Comment s’est effectuée votre orientation vers le secteur de la santé ?

Après l’obtention de mon CESS [Baccalauréat], je ne savais pas vers quoi m’orienter. On nous demande assez tôt de choisir notre avenir professionnel mais la réalité, c’est que l’on est mal informés. Néanmoins, j’ai toujours eu envie d’avoir une activité où je puisse aider les autres et je ne me voyais pas derrière un ordinateur. J’ai pensé au professorat puis au médical ou au paramédical. J’ai effectué plusieurs tests de personnalités, plus ou moins probants, à l’occasion de salons dédiés à l’orientation. Je savais par ailleurs que je ne souhaitais pas suivre de longues études et j’ai finalement procédé par élimination en listant mes critères : me sentir utile, exercer un métier autour de la femme et obtenir un diplôme polyvalent car je me savais rapidement capable de m’ennuyer. C’est comme cela que j’ai identifié le métier de sage-femme, dont le double diplôme me permettait d’exercer également en tant qu’infirmière. 

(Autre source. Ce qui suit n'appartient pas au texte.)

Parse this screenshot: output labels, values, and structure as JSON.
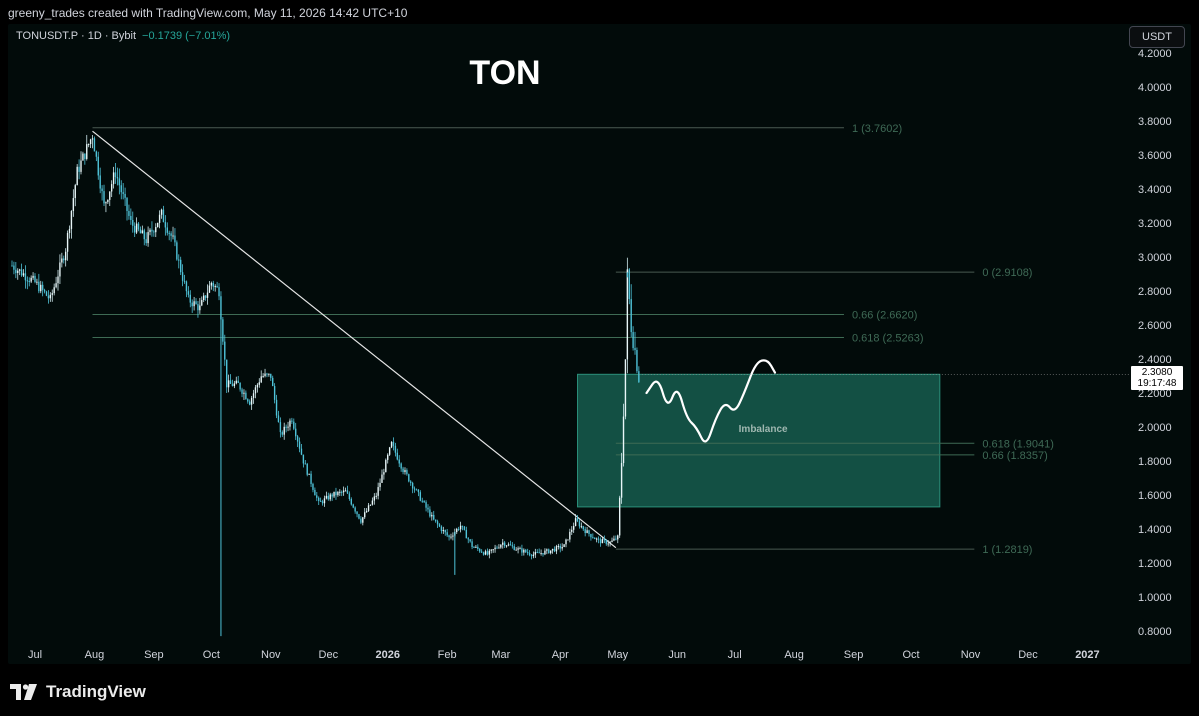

Je me souviens de la réaction mitigée de ma mère quand je lui ai annoncé. Pour elle, il n’y avait que deux métiers qui vaillent : avocat ou médecin ! Mais elle m’a finalement soutenue dans ma démarche. Par la suite, au détour d’une discussion avec ma grand-mère, j’ai appris que sa propre grand-mère était accoucheuse au village. Peut-être y a-t-il un lien avec mes propres aspirations. 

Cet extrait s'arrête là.